Menikahkan anak adalah kewajiban orang tua. Terlebih memiliki anak perempuan.
Menikah adalah legalitas formal yang harus dibuat oleh warga Indonesia yang kemudian mencatatkan pernikahannya di lembaga pernikahan semisal KUA dan Kantor Catatan Sipil.
Dengan ikatan pernikahan, seseorang menjadi jelas statusnya dan terdaftar dalam buku induk kependudukan sebagai sebuah keluarga baru.
Perubahan status lajang menjadi beristri/bersuami tertulis dalam Kartu Keluarga yang baru, dan data orang sudah menikah akan terhapus otomatis dari KK keluarga induk.
Bagi saya menikahkan anak itu bukan saja menghantar mereka mengarungi kehidupan berumah tangga. Tapi lebih dari itu menikahkan anak adalah sebuah prestasi diri, mengumumkan pada dunia bahwa kita adalah orang tua yang bertanggung jawab.
Saya memiliki seorang putri yang telah Akil baligh dan sudah bekerja. Dalam perjalanannya bertemu dengan lelaki yang mengutarakan maksudnya untuk mempersuntingnya.
Kedatangan rombongan calon besan yang telah direncanakan sebelumnya membuat saya harus bersiap. Awal kedatangan rombongan besan ini pada mulanya hanya ingin meminang putri saya untuk ikatan pertunangan saja.
Tapi saya bersikeras bahwa pertunangan itu bukan akad yang mengikat. Bisa saja dalam perjalanan keduanya mengalami hambatan, lalu terjadi chaos, maka bubarlah hubungan pertunangan dengan menyisakan kerugian terutama bagi pihak perempuan.
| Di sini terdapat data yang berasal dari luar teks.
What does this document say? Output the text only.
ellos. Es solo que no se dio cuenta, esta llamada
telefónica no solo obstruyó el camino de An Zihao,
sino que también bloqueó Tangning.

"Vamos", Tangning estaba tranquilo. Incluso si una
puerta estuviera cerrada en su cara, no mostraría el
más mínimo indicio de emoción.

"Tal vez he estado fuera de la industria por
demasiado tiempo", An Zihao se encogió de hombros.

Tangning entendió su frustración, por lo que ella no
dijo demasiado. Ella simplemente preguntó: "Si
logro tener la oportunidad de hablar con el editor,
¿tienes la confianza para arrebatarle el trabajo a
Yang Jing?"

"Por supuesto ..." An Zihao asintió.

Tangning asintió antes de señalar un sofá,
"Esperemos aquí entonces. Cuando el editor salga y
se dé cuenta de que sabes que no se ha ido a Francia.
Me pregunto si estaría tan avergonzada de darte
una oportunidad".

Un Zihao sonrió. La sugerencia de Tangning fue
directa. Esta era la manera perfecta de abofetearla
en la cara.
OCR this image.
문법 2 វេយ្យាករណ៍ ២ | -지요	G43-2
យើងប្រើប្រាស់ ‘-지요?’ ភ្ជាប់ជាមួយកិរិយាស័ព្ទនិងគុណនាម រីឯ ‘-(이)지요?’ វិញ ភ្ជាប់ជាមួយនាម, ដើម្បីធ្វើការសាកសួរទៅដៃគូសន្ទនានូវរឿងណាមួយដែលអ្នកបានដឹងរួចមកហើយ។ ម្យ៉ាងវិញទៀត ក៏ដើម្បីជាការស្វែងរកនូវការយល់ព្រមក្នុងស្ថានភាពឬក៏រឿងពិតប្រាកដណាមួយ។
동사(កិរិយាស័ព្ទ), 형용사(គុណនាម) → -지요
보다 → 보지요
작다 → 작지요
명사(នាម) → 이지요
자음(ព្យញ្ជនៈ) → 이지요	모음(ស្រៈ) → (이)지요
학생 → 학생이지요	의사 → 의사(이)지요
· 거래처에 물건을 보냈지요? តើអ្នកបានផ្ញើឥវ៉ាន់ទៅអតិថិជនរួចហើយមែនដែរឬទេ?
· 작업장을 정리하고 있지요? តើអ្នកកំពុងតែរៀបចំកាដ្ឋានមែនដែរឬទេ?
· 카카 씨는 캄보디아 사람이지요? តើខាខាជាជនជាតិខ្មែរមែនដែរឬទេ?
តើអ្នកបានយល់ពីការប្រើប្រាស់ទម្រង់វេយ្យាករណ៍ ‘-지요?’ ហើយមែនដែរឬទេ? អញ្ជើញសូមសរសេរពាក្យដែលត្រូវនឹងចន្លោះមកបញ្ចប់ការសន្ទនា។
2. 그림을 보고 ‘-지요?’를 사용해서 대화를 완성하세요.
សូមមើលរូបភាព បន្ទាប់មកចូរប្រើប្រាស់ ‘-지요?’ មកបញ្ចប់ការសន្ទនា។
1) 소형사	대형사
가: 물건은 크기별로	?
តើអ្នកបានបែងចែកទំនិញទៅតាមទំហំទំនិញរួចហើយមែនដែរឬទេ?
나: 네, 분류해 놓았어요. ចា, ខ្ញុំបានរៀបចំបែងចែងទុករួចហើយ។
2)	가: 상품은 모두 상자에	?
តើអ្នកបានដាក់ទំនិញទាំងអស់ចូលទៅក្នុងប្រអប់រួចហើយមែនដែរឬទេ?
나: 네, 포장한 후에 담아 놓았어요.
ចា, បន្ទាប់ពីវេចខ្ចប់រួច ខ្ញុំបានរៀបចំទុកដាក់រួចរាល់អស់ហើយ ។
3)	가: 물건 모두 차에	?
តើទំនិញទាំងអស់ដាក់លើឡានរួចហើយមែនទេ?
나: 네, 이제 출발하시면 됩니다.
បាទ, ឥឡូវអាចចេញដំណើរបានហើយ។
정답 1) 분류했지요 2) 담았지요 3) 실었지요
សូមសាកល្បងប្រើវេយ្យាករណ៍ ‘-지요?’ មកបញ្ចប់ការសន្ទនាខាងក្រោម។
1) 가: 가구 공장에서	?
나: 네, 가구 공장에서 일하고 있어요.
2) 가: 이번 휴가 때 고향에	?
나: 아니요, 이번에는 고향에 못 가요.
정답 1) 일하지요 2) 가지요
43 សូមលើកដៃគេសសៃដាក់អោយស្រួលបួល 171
Mengingat saat seseorang sudah bertunangan, dia mengira bahwa itu adalah hubungan resmi, sudah sah, dan layak melakukan apapun. Bahkan orang yang sudah bertunangan tak jarang sudah tinggal satu rumah, satu kamar dengan pasangannya.
Saya miris membayangkan hal semacam ini. Karena keluarga saya tidak mengenal hubungan bebas sebagaimana tradisi orang barat yang kini sangat masif diadopsi oleh warga Indonesia.
Akhir dari rembugan keluarga ini akhirnya diputuskan bahwa calon pengantin akan dinikahkan pada tanggal 10 maret 2019, di rumah kami.